Quincy, Mass.-based Stop & Shop Supermarket Co., which operates 348 stores in New England, New York and New Jersey, is rolling out free Wi-Fi service in its stores that have cafe seating. The company has hired ICOA Inc., a Rhode Island provider of "neutral-host" wireless, to install and maintain the network, which will run independently of the chain's business network. Customers logging in to the Stop & Shop in-store Web page will be exhorted to "Sip, savor and surf."
Mike Drumm, new ventures product manager for Stop & Shop, said Wi-Fi access was a natural fit with Stop & Shop's emphasis in recent years on prepared foods that can be eaten on premises -- or grabbed to go. The chain dishes up meals from Boston Market for shoppers in need of nourishment, as well as offering Starbucks or Dunkin' Donuts coffee for folks who might want to linger.
"We thought the Wi-Fi would be another convenience for our customers, to make shopping not so much of a chore," Drumm said.

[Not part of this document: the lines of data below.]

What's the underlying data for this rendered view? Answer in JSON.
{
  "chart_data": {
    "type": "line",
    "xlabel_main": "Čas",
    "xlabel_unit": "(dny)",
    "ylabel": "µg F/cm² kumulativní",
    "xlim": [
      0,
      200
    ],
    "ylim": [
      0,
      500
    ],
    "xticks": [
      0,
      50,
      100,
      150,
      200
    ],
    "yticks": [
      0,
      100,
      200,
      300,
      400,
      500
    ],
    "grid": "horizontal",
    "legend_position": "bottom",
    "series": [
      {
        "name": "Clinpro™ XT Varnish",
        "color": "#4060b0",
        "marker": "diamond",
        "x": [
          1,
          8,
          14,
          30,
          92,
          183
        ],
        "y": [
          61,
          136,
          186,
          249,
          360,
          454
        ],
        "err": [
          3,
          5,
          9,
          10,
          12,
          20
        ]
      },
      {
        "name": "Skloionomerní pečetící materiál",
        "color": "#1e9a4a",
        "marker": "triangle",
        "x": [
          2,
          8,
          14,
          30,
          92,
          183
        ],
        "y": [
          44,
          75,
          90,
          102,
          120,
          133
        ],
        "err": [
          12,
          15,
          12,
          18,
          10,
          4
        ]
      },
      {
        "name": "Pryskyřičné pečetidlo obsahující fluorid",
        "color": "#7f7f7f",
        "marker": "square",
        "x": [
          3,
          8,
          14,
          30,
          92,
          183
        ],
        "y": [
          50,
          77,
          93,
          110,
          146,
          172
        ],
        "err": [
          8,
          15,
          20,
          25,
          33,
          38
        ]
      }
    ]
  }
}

It's not immediately clear how having a laptop makes shopping less of a chore, said Gartner Research analyst Ken Dulaney. However, there is a business case for Wi-Fi grocery stores, said Dulaney, who covers the mobile and wireless markets.
"There are a lot of salespeople who drive around everyday. They need a place to have lunch and check e-mail," he said. "It's why McDonald's put Wi-Fi in their shops."

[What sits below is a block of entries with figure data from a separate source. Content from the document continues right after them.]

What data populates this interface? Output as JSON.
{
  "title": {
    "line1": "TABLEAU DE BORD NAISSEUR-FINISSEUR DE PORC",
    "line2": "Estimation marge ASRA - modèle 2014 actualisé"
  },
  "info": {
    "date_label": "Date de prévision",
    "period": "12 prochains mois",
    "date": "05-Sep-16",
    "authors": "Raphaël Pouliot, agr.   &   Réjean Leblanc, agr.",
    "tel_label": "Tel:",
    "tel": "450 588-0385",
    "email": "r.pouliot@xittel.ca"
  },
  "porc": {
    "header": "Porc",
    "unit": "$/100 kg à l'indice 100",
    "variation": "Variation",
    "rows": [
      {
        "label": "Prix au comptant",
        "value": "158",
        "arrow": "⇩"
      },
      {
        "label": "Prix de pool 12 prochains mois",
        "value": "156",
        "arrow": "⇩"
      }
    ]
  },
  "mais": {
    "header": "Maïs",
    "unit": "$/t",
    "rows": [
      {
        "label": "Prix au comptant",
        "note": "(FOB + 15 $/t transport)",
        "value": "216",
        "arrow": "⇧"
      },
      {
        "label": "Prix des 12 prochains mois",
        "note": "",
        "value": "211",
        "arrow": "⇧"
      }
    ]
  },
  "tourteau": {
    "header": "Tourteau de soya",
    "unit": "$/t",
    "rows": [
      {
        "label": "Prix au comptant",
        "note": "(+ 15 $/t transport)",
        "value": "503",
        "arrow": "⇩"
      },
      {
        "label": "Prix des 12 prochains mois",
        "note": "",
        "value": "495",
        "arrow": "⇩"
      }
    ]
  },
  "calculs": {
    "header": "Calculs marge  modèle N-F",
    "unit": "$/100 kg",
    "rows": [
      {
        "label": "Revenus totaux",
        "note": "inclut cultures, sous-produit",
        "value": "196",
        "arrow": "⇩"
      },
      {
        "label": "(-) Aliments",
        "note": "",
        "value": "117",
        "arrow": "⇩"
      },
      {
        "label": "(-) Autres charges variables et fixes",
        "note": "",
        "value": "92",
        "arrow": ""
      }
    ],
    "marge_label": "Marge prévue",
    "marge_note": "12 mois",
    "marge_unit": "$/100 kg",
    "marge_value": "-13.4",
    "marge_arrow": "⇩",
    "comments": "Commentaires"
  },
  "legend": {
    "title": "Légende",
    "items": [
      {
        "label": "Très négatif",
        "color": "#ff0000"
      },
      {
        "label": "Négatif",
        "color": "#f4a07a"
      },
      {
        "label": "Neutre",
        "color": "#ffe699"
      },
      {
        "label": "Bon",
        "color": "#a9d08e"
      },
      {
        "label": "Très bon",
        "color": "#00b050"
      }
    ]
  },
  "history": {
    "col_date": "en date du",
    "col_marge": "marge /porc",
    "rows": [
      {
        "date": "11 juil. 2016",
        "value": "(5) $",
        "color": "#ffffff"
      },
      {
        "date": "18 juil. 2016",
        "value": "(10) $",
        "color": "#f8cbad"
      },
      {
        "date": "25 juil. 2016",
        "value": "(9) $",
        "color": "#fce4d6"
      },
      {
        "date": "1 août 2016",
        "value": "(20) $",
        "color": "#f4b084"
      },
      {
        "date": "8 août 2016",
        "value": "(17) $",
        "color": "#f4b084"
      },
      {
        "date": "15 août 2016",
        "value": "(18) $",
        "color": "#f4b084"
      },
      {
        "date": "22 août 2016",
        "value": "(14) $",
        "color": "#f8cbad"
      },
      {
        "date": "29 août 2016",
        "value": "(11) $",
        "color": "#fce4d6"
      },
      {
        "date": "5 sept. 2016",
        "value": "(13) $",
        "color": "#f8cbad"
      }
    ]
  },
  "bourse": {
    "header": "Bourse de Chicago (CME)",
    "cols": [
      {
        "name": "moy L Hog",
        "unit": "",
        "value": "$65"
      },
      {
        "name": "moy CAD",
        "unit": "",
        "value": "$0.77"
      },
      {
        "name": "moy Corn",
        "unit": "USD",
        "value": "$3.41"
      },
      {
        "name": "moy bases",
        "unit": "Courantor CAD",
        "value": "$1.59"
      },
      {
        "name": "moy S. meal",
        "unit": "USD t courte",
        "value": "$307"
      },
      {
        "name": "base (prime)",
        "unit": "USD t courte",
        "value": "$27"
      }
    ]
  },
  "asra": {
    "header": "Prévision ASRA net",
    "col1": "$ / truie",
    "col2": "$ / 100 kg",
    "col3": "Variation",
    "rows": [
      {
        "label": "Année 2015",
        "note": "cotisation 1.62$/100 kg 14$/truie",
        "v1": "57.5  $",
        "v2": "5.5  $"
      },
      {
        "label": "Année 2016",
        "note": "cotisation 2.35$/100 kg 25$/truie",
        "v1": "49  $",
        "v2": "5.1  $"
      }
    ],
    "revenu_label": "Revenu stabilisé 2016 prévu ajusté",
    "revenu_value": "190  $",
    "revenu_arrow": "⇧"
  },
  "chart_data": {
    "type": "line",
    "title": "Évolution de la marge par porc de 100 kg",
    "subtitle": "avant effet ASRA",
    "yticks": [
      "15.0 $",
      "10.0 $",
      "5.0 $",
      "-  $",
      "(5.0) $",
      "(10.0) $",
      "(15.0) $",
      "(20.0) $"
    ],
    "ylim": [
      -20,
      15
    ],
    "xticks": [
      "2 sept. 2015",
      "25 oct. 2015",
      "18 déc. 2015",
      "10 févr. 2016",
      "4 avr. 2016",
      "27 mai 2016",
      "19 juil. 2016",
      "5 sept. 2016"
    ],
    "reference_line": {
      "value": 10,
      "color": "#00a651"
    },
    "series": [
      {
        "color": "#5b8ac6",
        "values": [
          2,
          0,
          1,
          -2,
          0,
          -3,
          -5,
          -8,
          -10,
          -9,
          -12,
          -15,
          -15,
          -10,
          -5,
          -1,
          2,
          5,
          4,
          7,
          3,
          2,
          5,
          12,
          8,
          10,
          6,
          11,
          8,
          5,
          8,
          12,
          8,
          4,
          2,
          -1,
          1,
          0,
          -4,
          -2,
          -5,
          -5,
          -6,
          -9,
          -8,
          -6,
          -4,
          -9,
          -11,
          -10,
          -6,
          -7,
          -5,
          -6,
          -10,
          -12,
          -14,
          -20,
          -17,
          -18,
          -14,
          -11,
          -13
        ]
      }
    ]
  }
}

Many retailers deploy Wi-Fi for their own business needs, such as managing stock in the back room or checking shelves, said Dulaney. "They've got some extra bandwidth and they figure they'll open it up to anybody who shows up, customers or delivery people who might need to check back with their networks. And they might as well, because there is no downside. "
Stop & Shop, however, is running the network separately, just for its customers. Jennifer Nieman, a consultant with ICOA who works on the Stop & Shop contract, points to research from ICOA's largest customer, quick-service restaurant chain Panera Bread, showing that free Wi-Fi access for customers translated to sales.

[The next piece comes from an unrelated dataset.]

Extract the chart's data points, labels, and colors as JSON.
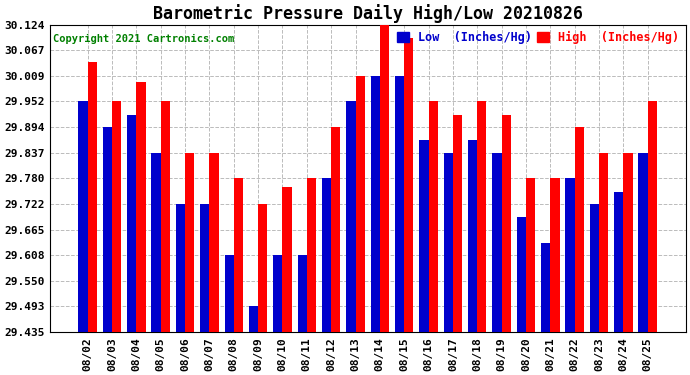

"This brings feet from the street, and it really does affect their register rates," Nieman said. "Even though it is free to the user, the return [on investment] can be extraordinarily better than for a pay-for network."
Stop & Shop did not disclose the terms of its ICOA contract, except to say the investment is relatively modest. Nieman said ICOA charges a one-time cost for the hardware, typically about $1,000 per store, and a monthly fee for running the service at each location. As for return on investment, Stop & Shop's Drumm said it's too early to tell. The company launched its Wi-Fi service just before Christmas in a new urban neighborhood store in Dorchester, Mass., and it seems to be popular, "with quite a few repeat users," Drumm said.
The trend for Wi-Fi at supermarkets is growing, Nieman said. ICOA, for example, is currently working with Kroger Inc., which is deploying wireless in the Starbucks cafes it now has in some of its supermarkets, and the provider has a number of other supermarket customers who have not yet gone public with plans.
Nieman sees the offering as more than another marketing gimmick. "It's a generous offering. There are not that many places that are giving free Wi-Fi to their communities," she said. "You don't see a Verizon or SBC giving away service."
Gartner's Dulaney warned that the added amenity -- if it does confer a benefit -- could easily be adopted by the biggest threat to traditional supermarkets, namely Wal-Mart. "They could duplicate this in a second. Wal-Mart's already got Wi-Fi everywhere. All they have to do is spin off a section for guests," he said.